Going too far digitally?

LWW said:

technically speaking, the negative is just no longer in the hands of the printer of the photograph... you could cut a negative in half, and the negative still exists... you could cover it in mud, and it still exists...

of course, that brings up an issue, manipulation of the original negative, which is by no means perfect either... i can manipulate the negative in development, and things that were in real life, may disappear, then the negative no longer conveys "reality"... how much does "reality" conform to the way a lens manipulates the light before it strikes the film surface? get some dirt on it, or scratches, and now spots have appeared that weren't originally there, or were they bugs or dirt/dust on the lens?

the only thing that is honest in photography is the electromagnetic spectrum of light, everything else is an illusion, which is basically what all art forms are about - creating illusions, how much they reflect what the artist saw, is up to the artist and how he uses his medium

a photographer could take a photo of an event, and either crop in printing, crop by moving forwards or using a different lens, or crop by matting with a lens hood... now, things that were there, are no longer there... if X and Y were next to eachother, and the photographer takes a picture of X only, does Y exist? does the photograph convey reality? what if the lens distorts the size of people or their relation to eachother? what if you flatten the image by using flash or too much light in general, does the object, in reality, have no shape? of course it does, but the negative doesn't convey that...
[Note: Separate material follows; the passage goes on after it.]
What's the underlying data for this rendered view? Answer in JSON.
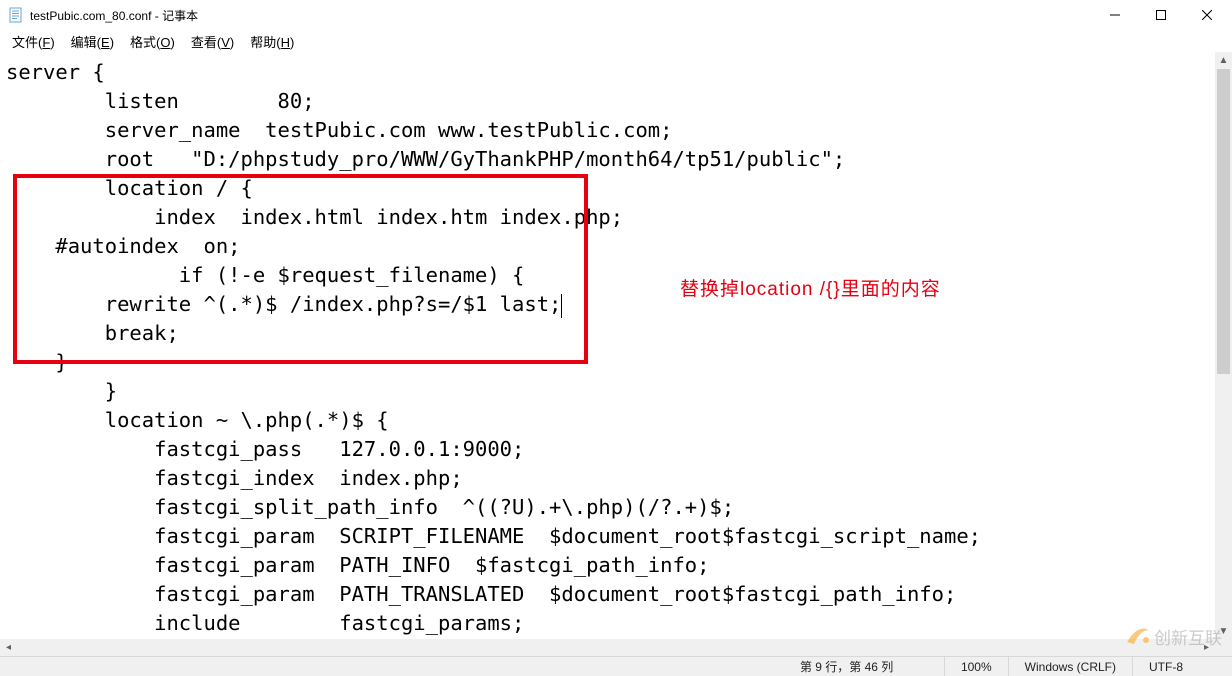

the amount of faith a person puts into the honesty of art, isn't grounds, imo, for a definition of that artform, and it's also very ambiguous, because it's more of an argument about visual media, rather than photography
 
I see your point...but it doesn't change the fact that a photo thru a fisheye lens was still light that actually passed through glass onto film, everything in the photo was REAL. At the same time cropping something from a photo is just that...it limited the range of view, it didn't digitally remove someone and put someone/thing else back in their place.

LWW
 
It's all a non-argument. Our experience of reality is that it is 3-Dimensional and that time passes. A photograph is a 2-Dimensional representation and time is excluded. That's a pretty severe manipulation to begin with. Anything else is just tinkering around the edges ;)
 
The only way for us to tell what something is is how we perceive it. What if we are all in the matrix? What if everything we see is not real? What is real? It is what we preceive it to be. We don't know anything apart from what we sense, feel or think. Forget what a photograph is, how do we know a photograph is?

Don't think to hard. :lmao:

--Aaron
 
Our experience of reality is that it is 3-Dimensional and that time passes. A photograph is a 2-Dimensional representation and time is excluded. That's a pretty severe manipulation to begin with.
I disagree...I don't see that as a manipulation of reality, I see it as a proof of reality.